You are viewing a plain text version of this content. The canonical link for it is here.
Posted to common-user@hadoop.apache.org by Savannah Beckett <sa...@yahoo.com> on 2010/12/26 06:05:52 UTC

How to do Secondary Sort on a String and a float?

I am writing a Secondary Sort to sort a String key and float value.  I am 
following the example in 
mapred/src/examples/org/apache/hadoop/examples/SecondarySort.java in the hadoop 
package.  The example is for a pair of integers.  I did lots of research online 
but most of them were still using the old API.  It seems that for the new API, I 
have to implement the RawComparator interface which means I need to write the 
compare byte function no matter what.  


I have problem with this code:
  public static class FirstGroupingComparator
                implements RawComparator<IntPair> {
    @Override
    public int compare(byte[] b1, int s1, int l1, byte[] b2, int s2, int l2) {
      return WritableComparator.compareBytes(b1, s1, Integer.SIZE/8,
                                             b2, s2, Integer.SIZE/8);
    }
    @Override
    public int compare(IntPair o1, IntPair o2) {
      int l = o1.getFirst();
      int r = o2.getFirst();
      return l == r ? 0 : (l < r ? -1 : 1);
    }
  }


How do I write the code inside the first compare function?  What should I put as 
the length of the String and float (primitive type) in the compareBytes 
function?  Does anyone have any examples for a pair of String and float?

Thanks.  Merry Christmas.



      

Re: How to do Secondary Sort on a String and a float?

Posted by Harsh J <qw...@gmail.com>.
Hi,

You can use WritableComparator for "Writable" serializations.
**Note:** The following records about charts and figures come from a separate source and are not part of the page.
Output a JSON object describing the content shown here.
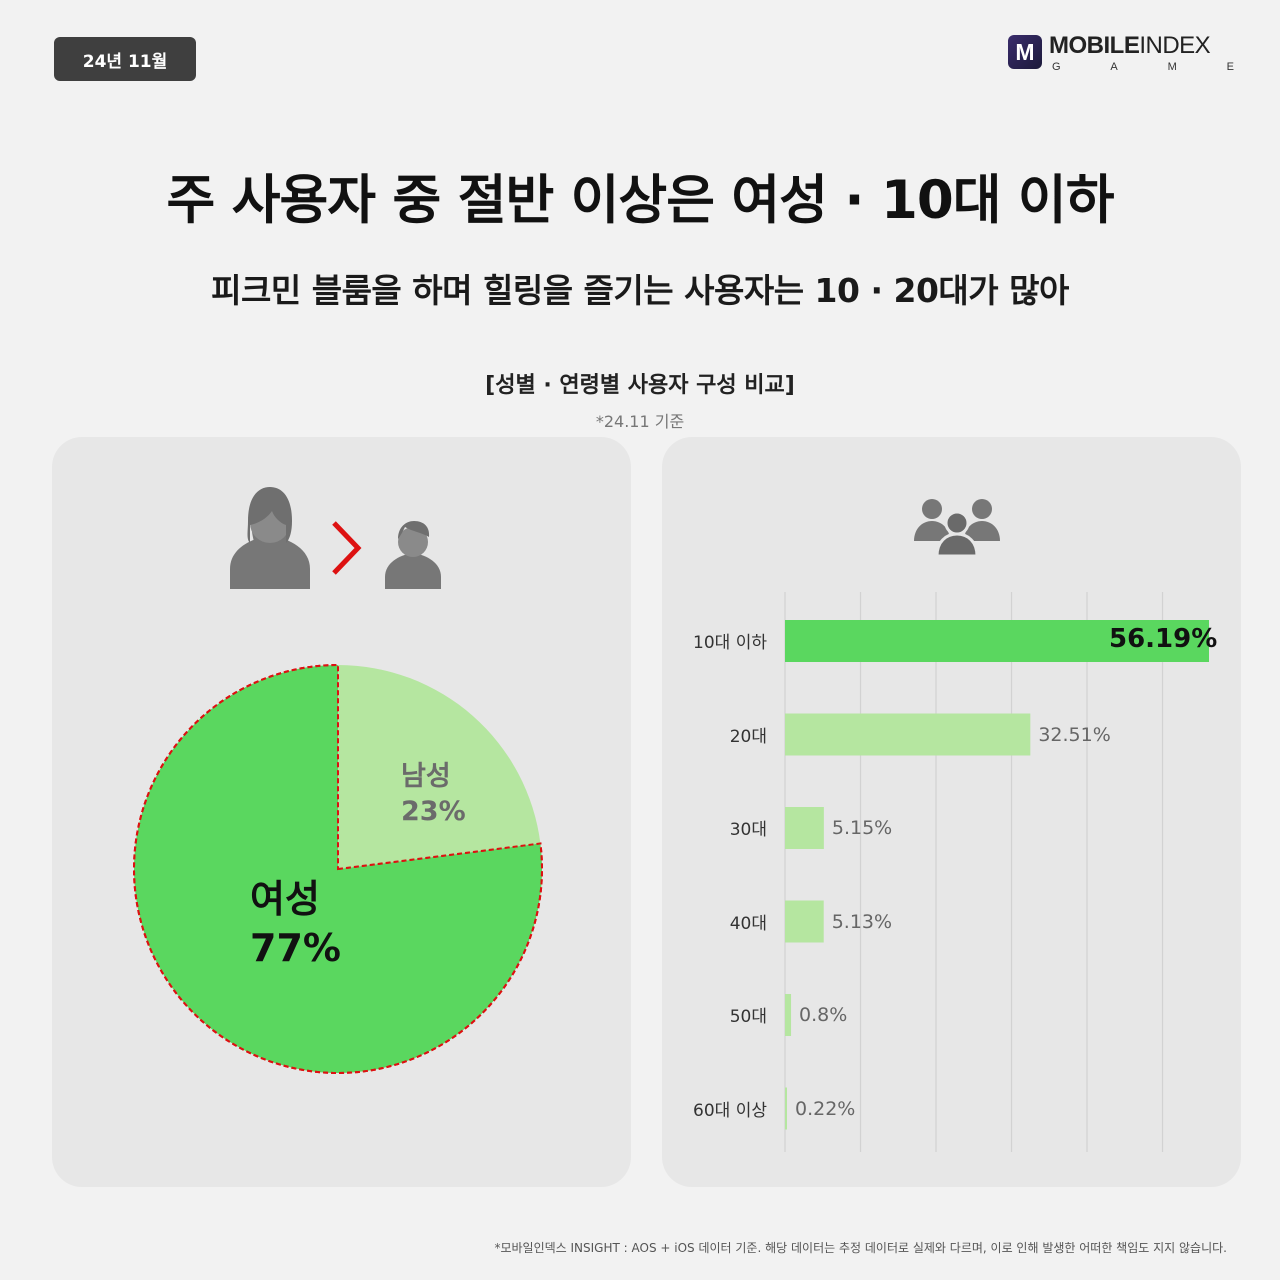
{
  "badge": "24년 11월",
  "logo": {
    "mark": "M",
    "brand_bold": "MOBILE",
    "brand_light": "INDEX",
    "sub_letters": [
      "G",
      "A",
      "M",
      "E"
    ]
  },
  "headline": "주 사용자 중 절반 이상은 여성 · 10대 이하",
  "subhead": "피크민 블룸을 하며 힐링을 즐기는 사용자는 10 · 20대가 많아",
  "chart_title": "[성별 · 연령별 사용자 구성 비교]",
  "chart_note": "*24.11 기준",
  "icons": {
    "left": [
      "female-user-icon",
      "greater-than-icon",
      "male-user-icon"
    ],
    "right": [
      "user-group-icon"
    ]
  },
  "colors": {
    "primary_green": "#5ad75f",
    "light_green": "#b5e6a0",
    "accent_red": "#dd1111",
    "icon_gray": "#777777"
  },
  "chart_data": [
    {
      "type": "pie",
      "slices": [
        {
          "label": "여성",
          "value": 77,
          "display": "77%",
          "color": "#5ad75f",
          "highlight": true
        },
        {
          "label": "남성",
          "value": 23,
          "display": "23%",
          "color": "#b5e6a0",
          "highlight": false
        }
      ]
    },
    {
      "type": "bar",
      "orientation": "horizontal",
      "categories": [
        "10대 이하",
        "20대",
        "30대",
        "40대",
        "50대",
        "60대 이상"
      ],
      "values": [
        56.19,
        32.51,
        5.15,
        5.13,
        0.8,
        0.22
      ],
      "value_labels": [
        "56.19%",
        "32.51%",
        "5.15%",
        "5.13%",
        "0.8%",
        "0.22%"
      ],
      "xlim": [
        0,
        56.19
      ],
      "grid": true
    }
  ],
  "footnote": "*모바일인덱스 INSIGHT : AOS + iOS 데이터 기준. 해당 데이터는 추정 데이터로 실제와 다르며, 이로 인해 발생한 어떠한 책임도 지지 않습니다."
}
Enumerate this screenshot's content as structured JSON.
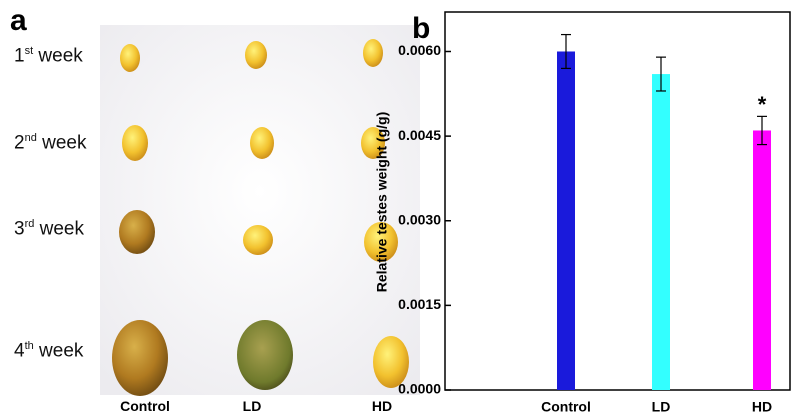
{
  "panel_a": {
    "label": "a",
    "rows": [
      {
        "number": "1",
        "suffix": "st",
        "text": "week"
      },
      {
        "number": "2",
        "suffix": "nd",
        "text": "week"
      },
      {
        "number": "3",
        "suffix": "rd",
        "text": "week"
      },
      {
        "number": "4",
        "suffix": "th",
        "text": "week"
      }
    ],
    "columns": [
      "Control",
      "LD",
      "HD"
    ]
  },
  "chart_data": {
    "type": "bar",
    "panel_label": "b",
    "ylabel": "Relative testes weight (g/g)",
    "categories": [
      "Control",
      "LD",
      "HD"
    ],
    "values": [
      0.006,
      0.0056,
      0.0046
    ],
    "errors": [
      0.0003,
      0.0003,
      0.00025
    ],
    "colors": [
      "#1a1adb",
      "#33ffff",
      "#ff00ff"
    ],
    "value_annotations": [
      null,
      null,
      "*"
    ],
    "ylim": [
      0,
      0.0067
    ],
    "yticks": [
      {
        "value": 0,
        "label": "0.0000"
      },
      {
        "value": 0.0015,
        "label": "0.0015"
      },
      {
        "value": 0.003,
        "label": "0.0030"
      },
      {
        "value": 0.0045,
        "label": "0.0045"
      },
      {
        "value": 0.006,
        "label": "0.0060"
      }
    ]
  }
}
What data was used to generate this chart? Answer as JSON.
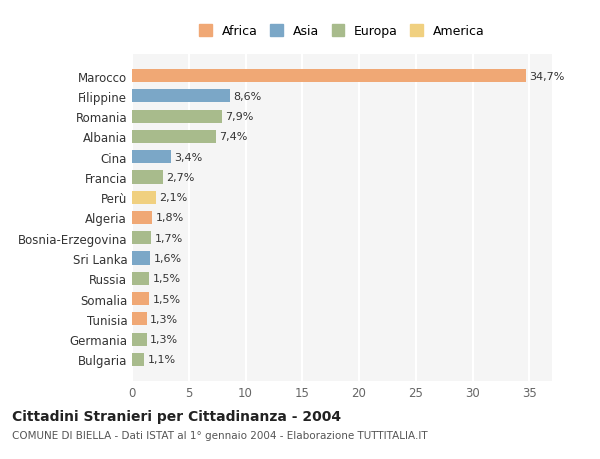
{
  "countries": [
    "Marocco",
    "Filippine",
    "Romania",
    "Albania",
    "Cina",
    "Francia",
    "Perù",
    "Algeria",
    "Bosnia-Erzegovina",
    "Sri Lanka",
    "Russia",
    "Somalia",
    "Tunisia",
    "Germania",
    "Bulgaria"
  ],
  "values": [
    34.7,
    8.6,
    7.9,
    7.4,
    3.4,
    2.7,
    2.1,
    1.8,
    1.7,
    1.6,
    1.5,
    1.5,
    1.3,
    1.3,
    1.1
  ],
  "labels": [
    "34,7%",
    "8,6%",
    "7,9%",
    "7,4%",
    "3,4%",
    "2,7%",
    "2,1%",
    "1,8%",
    "1,7%",
    "1,6%",
    "1,5%",
    "1,5%",
    "1,3%",
    "1,3%",
    "1,1%"
  ],
  "continents": [
    "Africa",
    "Asia",
    "Europa",
    "Europa",
    "Asia",
    "Europa",
    "America",
    "Africa",
    "Europa",
    "Asia",
    "Europa",
    "Africa",
    "Africa",
    "Europa",
    "Europa"
  ],
  "colors": {
    "Africa": "#F0A875",
    "Asia": "#7BA7C7",
    "Europa": "#A8BB8C",
    "America": "#F0D080"
  },
  "title": "Cittadini Stranieri per Cittadinanza - 2004",
  "subtitle": "COMUNE DI BIELLA - Dati ISTAT al 1° gennaio 2004 - Elaborazione TUTTITALIA.IT",
  "xlim": [
    0,
    37
  ],
  "background_color": "#ffffff",
  "plot_bg_color": "#f5f5f5",
  "grid_color": "#ffffff",
  "legend_order": [
    "Africa",
    "Asia",
    "Europa",
    "America"
  ]
}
Docs
here: http://hadoop.apache.org/common/docs/current/api/org/apache/hadoop/io/WritableComparator.html

The issue lies with how you're encoding your pair of <String, Float>.
If you know sizes defined for each (or have a marker byte between,
etc.), you can extract the bytes out of the required object alone
(String or Float) and use the compareBytes function on it. The "s1 &
s2" define start points, and "l1 and l2" define lengths to read from
"s1 & s2" points -- on the passed byte[] arrays for the two "Writable"
objects.

You can also, perhaps, de-serialize the whole byte stream (via your
Writable.readFields()) and then compare object-wise -- but this would
make it slow, since byte-to-byte comparisions are faster, hence
RawComparator.

Avro has a neat serialization, I prefer using it over plain Writables.
Working with a "Schema" is much more easier.

-- 
Harsh J
www.harshj.com